NB Richard Priestman has read over this document, and has made no corrections.  However, he has stressed that it would be very useful for anyone trying to do reversals or shooting exercises with the elbow sling device to find an experienced archer or coach who can demonstrate these exercises to them in person.

1.  "Reversal" strength/endurance training

 Reversals are used as a method of training, which builds the stamina, strength and endurance of your archery muscles.  The shorter rope is used for this exercise. 

One full reversal is holding at full draw for 30 seconds and then relaxing for 30 seconds.  The shorter holding time, say 15 or 20 seconds, is advised for those who are new to this exercise.  When you can do ten reps at 20 seconds, increase to 30-second reps.  Keep a log of your number of reversals to see how you are improving. 

When you can do 20 reps of 30 seconds you are now only just getting strong enough to control your bow effectively.  At this point, you can consider increasing bow weight - but only under the supervision of your coach/mentor. 


You may ask, "When should I do reversals?"  The answer is quite simple: you should do reversals on every day when you do not shoot!  You should also do them after (or at least on the same day as) any physical exercise, e.g. running/swimming/weight training etc.  This way, you always keep your archery muscle balance.  Most exercises work on big muscle groups, whereas reversals help to keep the little archery muscle groups in trim.


2.  Rigid Rope/Strap Shooting Exercise 

The longer rope is used for this exercise, which is used to supplement your normal skill/shooting practice.

 Shooting with the rigid rope offers the following benefits:

This exercise can help to cure long-term bad habits/faults  in your technique, and is also an excellent training aid for beginners and developing archers because it helps to teach the correct way to shoot before bad form develops.


The Basics of Shooting with the Rigid Rope for Recurves (NOT FOR COMPOUND BOWS)

Load the arrow in the bow and position the cord above and below the nock.  Draw back using the fingers and aim as normal.  Draw through the clicker and release the bowstring.

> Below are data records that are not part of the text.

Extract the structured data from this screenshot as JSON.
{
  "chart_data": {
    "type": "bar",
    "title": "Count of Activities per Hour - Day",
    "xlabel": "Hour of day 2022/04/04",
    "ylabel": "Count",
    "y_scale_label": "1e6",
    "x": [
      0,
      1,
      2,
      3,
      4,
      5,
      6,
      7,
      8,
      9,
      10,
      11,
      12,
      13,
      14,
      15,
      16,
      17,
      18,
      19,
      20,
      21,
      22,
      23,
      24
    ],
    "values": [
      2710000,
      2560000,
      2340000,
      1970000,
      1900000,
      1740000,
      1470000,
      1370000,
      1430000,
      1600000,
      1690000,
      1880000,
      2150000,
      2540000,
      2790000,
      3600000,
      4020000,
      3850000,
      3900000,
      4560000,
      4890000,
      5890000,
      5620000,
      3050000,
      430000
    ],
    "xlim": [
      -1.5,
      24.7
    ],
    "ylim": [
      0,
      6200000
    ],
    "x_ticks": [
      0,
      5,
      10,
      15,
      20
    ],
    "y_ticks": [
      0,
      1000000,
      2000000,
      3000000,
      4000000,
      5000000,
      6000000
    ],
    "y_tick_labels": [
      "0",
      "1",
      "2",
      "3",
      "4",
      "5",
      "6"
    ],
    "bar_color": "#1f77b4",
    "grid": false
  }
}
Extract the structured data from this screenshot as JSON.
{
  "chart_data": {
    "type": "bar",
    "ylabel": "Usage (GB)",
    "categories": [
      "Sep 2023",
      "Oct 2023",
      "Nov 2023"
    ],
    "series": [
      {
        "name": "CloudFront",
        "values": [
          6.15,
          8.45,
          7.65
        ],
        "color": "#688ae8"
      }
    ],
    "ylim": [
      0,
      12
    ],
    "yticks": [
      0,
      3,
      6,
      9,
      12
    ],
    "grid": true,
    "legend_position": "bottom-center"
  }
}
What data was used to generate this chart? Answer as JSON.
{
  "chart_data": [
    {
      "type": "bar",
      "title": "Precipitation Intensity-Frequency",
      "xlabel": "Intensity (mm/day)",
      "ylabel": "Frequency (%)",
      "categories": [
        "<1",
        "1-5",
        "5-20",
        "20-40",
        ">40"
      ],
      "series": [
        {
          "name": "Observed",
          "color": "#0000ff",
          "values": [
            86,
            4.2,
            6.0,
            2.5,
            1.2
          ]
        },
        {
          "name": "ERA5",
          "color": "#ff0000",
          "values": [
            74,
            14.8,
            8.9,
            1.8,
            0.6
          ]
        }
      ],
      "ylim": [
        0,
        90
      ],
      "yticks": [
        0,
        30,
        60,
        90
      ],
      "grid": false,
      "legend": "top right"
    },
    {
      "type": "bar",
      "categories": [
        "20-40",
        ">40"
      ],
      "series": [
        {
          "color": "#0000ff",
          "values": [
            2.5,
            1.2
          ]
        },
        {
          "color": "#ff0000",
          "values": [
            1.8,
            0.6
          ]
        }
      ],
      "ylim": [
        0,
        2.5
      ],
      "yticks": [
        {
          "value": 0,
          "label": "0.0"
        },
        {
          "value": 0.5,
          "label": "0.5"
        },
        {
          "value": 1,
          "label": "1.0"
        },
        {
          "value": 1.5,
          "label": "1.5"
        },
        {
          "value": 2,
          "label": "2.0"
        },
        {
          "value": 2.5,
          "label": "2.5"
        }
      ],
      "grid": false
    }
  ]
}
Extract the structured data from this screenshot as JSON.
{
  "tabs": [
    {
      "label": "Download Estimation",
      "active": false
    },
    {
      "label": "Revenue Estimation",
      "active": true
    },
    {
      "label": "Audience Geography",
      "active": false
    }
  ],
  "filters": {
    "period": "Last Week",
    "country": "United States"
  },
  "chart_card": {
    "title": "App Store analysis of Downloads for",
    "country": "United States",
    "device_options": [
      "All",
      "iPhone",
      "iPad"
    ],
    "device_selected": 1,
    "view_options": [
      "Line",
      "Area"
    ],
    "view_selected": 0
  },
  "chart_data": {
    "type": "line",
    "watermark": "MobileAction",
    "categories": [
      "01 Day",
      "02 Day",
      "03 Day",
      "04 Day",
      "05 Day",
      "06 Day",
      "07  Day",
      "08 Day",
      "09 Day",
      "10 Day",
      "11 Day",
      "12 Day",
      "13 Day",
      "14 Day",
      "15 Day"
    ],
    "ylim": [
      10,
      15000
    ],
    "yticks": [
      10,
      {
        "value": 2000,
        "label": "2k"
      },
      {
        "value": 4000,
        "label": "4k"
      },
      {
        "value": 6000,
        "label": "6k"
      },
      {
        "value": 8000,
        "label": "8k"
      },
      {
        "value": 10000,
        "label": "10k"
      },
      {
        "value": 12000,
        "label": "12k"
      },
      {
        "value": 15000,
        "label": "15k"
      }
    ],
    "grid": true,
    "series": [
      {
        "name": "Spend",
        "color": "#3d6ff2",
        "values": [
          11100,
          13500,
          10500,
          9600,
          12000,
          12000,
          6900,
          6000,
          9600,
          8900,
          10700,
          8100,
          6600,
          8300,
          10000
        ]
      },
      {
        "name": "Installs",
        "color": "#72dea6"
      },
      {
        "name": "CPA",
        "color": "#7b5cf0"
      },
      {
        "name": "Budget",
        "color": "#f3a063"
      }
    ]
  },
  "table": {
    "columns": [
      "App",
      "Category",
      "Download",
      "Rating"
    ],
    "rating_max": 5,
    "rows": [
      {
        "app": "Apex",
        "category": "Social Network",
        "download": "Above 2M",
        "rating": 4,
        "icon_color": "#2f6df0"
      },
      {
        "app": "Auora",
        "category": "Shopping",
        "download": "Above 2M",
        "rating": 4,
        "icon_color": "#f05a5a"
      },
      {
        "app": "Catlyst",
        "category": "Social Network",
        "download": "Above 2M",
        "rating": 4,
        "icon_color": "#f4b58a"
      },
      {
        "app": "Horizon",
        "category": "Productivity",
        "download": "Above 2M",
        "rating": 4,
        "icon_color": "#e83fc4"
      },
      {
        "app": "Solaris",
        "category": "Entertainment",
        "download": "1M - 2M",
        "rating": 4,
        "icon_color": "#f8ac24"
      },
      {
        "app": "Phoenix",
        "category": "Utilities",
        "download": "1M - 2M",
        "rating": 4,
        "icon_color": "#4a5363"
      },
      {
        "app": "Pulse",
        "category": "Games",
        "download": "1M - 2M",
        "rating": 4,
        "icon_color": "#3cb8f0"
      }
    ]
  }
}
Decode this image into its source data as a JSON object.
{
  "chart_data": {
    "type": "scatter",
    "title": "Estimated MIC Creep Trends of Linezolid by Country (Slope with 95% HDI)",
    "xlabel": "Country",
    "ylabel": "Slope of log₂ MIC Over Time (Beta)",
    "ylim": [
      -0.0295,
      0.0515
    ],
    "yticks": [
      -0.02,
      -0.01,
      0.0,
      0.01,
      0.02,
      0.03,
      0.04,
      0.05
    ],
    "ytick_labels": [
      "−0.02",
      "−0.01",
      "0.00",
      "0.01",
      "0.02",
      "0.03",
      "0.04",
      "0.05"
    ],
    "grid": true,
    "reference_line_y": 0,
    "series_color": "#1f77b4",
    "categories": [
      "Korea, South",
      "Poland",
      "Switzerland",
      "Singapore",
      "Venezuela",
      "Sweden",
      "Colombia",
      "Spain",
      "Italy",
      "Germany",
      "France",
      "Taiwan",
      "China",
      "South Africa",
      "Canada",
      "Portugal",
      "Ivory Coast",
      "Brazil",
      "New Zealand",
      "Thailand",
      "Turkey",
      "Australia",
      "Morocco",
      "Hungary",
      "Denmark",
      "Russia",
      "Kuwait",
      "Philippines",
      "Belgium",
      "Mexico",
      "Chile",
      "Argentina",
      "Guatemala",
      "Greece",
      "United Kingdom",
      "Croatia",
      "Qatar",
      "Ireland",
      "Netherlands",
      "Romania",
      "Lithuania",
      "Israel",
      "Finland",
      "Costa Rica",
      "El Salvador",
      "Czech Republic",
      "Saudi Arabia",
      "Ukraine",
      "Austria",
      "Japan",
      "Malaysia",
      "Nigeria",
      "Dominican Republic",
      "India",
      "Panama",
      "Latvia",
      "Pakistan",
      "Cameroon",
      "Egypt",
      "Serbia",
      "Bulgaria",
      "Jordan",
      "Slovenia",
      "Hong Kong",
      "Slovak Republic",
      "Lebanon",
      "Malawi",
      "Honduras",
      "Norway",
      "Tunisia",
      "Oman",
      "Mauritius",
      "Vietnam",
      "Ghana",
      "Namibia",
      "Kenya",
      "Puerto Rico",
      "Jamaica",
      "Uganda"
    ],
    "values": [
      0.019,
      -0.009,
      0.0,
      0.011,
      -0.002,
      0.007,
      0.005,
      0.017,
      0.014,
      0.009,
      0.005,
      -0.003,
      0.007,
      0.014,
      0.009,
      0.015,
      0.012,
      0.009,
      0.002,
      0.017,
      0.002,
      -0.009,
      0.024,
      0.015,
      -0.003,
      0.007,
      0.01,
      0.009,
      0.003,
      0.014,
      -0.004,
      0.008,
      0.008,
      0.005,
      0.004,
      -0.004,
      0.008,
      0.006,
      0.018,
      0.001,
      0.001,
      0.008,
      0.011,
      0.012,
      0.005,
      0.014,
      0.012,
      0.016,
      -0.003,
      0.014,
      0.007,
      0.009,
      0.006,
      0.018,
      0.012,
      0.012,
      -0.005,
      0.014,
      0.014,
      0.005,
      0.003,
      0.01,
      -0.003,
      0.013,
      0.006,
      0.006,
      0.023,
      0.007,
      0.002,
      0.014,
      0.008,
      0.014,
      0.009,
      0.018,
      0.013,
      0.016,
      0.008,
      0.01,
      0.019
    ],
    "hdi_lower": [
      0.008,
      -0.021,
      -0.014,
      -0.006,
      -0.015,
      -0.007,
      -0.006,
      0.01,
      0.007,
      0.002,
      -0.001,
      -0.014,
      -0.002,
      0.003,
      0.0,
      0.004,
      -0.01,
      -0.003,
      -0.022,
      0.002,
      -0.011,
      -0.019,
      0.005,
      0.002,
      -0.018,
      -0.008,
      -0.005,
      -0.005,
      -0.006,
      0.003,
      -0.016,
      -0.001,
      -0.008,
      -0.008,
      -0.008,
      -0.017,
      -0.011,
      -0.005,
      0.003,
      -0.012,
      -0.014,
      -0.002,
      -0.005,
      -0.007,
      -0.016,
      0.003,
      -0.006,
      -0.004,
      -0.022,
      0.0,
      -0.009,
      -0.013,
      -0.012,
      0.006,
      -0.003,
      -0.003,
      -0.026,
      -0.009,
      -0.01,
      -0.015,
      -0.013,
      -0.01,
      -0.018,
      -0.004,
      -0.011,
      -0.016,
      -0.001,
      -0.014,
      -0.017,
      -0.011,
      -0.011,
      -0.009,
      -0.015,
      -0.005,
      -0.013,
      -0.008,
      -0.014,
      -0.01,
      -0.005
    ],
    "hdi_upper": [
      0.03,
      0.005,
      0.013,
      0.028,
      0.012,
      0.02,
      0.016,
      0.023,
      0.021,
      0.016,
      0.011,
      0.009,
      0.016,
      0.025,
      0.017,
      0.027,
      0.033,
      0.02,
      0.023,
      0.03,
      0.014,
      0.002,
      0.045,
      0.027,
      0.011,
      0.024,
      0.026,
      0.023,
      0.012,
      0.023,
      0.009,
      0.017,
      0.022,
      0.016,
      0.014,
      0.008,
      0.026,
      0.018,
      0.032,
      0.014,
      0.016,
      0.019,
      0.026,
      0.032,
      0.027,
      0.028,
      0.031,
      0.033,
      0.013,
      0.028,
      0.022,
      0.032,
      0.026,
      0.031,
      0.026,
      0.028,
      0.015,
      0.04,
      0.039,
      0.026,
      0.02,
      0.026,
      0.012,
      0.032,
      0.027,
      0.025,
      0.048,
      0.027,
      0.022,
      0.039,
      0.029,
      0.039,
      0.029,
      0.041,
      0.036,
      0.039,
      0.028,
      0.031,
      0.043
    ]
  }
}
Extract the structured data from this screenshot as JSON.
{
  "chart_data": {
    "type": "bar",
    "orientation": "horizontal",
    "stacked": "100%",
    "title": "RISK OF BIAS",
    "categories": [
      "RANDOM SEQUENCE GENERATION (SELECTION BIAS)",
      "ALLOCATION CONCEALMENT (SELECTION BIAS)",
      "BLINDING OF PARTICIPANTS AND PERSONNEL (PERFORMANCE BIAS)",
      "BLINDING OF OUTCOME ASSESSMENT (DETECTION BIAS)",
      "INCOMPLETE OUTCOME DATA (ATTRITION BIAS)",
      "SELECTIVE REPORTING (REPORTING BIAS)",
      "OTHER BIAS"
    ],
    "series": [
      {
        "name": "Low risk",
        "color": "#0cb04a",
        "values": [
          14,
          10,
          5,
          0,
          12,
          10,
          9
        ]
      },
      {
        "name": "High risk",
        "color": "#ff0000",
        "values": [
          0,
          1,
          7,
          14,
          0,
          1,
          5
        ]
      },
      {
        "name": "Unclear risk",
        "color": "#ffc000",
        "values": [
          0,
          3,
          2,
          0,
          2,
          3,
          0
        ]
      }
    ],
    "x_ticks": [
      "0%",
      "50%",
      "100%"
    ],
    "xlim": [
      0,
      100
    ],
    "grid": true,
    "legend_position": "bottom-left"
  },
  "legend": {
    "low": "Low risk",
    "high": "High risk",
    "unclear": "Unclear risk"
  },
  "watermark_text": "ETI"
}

 How to analyse the feedback of the release:

If you have shot the bow with this training aid correctly, you will obtain a fine feedback from your front arm and drawing arm:

Front arm - your bow arm and bow hand will stay in line with the target after the shot.  If your bow arm moved to the right (right-handed archer), more attention to your bow arm/shoulder alignment is required; i.e. more muscle groups should be engaged on your bow side of your body.  You must visualize REACHING towards the target bale as well.  This is integral to the BEST technique.  Ask your coach for information on how to do this.

Drawing arm - your drawing arm should remain stationary or move back slightly after the shot.  If your drawing arm moved forwards and collapsed, you have not maintained sufficient strength in your scapular region (sometimes called "back tension").  To correct this you need to engage more with your scapular muscle group to draw the arrow through the clicker; i.e. you should feel that you are pulling past the clicker not just to it.